Ces structures restent présidées par les employeurs, comme le souhaitait FO. Mais la gouvernance devient totalement paritaire. Et la commission de contrôle, que le patronat avait tenté de faire disparaître, voit son rôle renforcé, notamment sur le droit d’alerte et sa capacité d’ester devant la Direccte.

Le rôle des médecins du travail préservé

Pour faire face à la pénurie de médecins du travail, l’ANI instaure une passerelle avec la médecine générale. Il sera fait appel à des « médecins praticiens correspondants », médecins généralistes volontaires et qui seront formés pour suivre la santé au travail des salariés. FO avait revendiqué la mise en place préalable d’une expérimentation, proposition qui n’a pas été retenue. Nous avons fait rajouter dans le texte qu’un bilan sur les modalités de recours à ces médecins praticiens correspondants sera soumis à la Commission de contrôle et au Conseil d’administration, ajoute Serge Legagnoa. Cela nous rassure sur le fait que ce lien ne va pas interférer sur le rôle du médecin du travail. Le rôle des médecins du travail est non seulement préservé mais aussi renforcé avec deux missions complémentaires autour de la prévention et de la prévention de la désinsertion professionnelle.

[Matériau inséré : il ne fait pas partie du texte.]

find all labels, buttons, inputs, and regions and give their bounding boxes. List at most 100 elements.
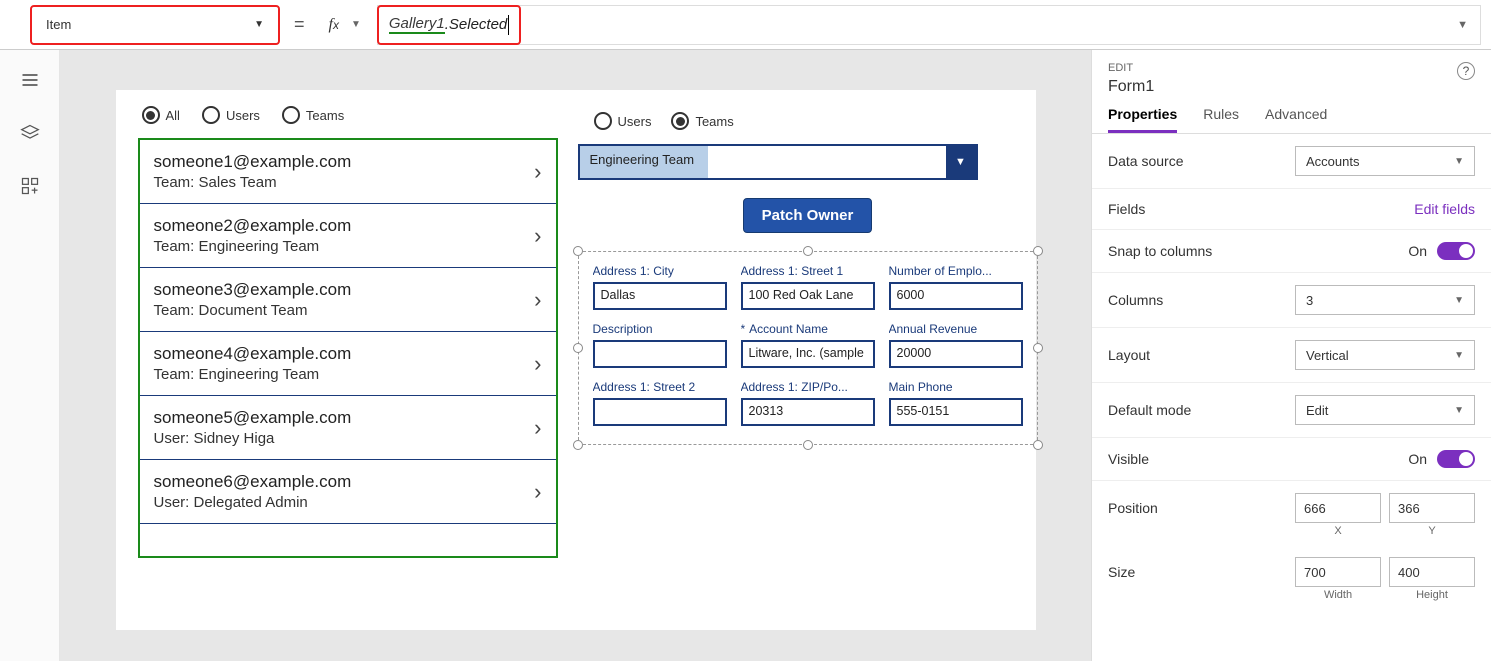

FO s’est également battue pour préserver le paritarisme dans la gestion de la branche ATMP (accidents du travail et maladies professionnelles) au sein de la sécurité sociale. Cette branche réalise chaque année plus d’un milliard d’euros d’excédents, sommes que le gouvernement voudrait récupérer pour les intégrer au budget de l’État. L’ANI stipule que les excédents de la branche ATMP doivent prioritairement permettre aux fonds de prévention de la branche ATMP de porter les moyens humains, techniques et les incitations financières de la branche (CARSAT, INRS) à un niveau correspondant aux ambitions du présent accord. Cela permet d’avoir les moyens de nos ambitions sur la prévention, ajoute Serge Legagnoa.

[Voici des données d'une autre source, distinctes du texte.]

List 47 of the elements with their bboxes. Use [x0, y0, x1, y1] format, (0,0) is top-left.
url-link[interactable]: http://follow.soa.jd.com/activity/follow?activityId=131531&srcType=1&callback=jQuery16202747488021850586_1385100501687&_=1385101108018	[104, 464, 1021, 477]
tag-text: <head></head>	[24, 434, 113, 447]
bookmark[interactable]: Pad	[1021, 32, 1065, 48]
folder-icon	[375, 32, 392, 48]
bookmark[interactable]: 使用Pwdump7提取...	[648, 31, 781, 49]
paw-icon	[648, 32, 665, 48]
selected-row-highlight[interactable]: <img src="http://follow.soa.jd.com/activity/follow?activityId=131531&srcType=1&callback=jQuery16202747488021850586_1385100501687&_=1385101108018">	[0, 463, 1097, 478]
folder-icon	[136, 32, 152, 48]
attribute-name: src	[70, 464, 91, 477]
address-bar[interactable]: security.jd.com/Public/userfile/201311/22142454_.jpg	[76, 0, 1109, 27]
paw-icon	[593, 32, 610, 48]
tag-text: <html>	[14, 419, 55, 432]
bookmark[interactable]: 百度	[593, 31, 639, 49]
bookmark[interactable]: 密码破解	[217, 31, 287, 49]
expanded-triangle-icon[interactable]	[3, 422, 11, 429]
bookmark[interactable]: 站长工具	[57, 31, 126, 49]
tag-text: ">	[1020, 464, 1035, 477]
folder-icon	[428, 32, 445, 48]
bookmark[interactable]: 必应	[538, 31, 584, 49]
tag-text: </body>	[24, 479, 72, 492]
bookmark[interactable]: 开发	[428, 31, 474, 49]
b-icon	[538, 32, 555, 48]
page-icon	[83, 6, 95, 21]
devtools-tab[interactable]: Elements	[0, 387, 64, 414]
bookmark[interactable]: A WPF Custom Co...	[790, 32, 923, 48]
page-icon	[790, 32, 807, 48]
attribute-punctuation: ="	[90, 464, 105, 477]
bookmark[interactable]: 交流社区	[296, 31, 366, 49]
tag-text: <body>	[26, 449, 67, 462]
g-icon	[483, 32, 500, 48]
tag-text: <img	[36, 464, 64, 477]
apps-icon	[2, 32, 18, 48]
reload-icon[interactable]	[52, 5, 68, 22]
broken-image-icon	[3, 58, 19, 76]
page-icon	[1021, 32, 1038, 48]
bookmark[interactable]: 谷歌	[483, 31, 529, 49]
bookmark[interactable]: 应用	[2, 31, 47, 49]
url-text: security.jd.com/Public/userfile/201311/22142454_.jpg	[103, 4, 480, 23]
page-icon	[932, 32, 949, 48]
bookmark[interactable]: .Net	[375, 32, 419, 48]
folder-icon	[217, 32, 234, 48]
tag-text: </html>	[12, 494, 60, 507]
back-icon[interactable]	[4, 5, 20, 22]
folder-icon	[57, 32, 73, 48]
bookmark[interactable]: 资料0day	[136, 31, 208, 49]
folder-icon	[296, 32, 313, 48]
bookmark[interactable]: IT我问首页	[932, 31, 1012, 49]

Le gouvernement avait donné aux négociateurs jusqu’à la fin de l’année 2020 pour trouver un accord. Au-delà, l’État risquait de prendre la main. La députée de la majorité Charlotte Lecocq, auteur d’un rapport en 2018 qui préconisait de faire table rase du système actuel pour tout étatiser, travaille actuellement à une proposition de loi sur la santé au travail qui devrait être examinée au cours du premier semestre 2021 selon l’AFP.

La ministre du Travail Élisabeth Borne a indiqué dans un communiqué du 10 décembre que la transcription de l’ANI dans le droit du travail se fera dans le respect de son contenu et de son équilibre. FO y veillera.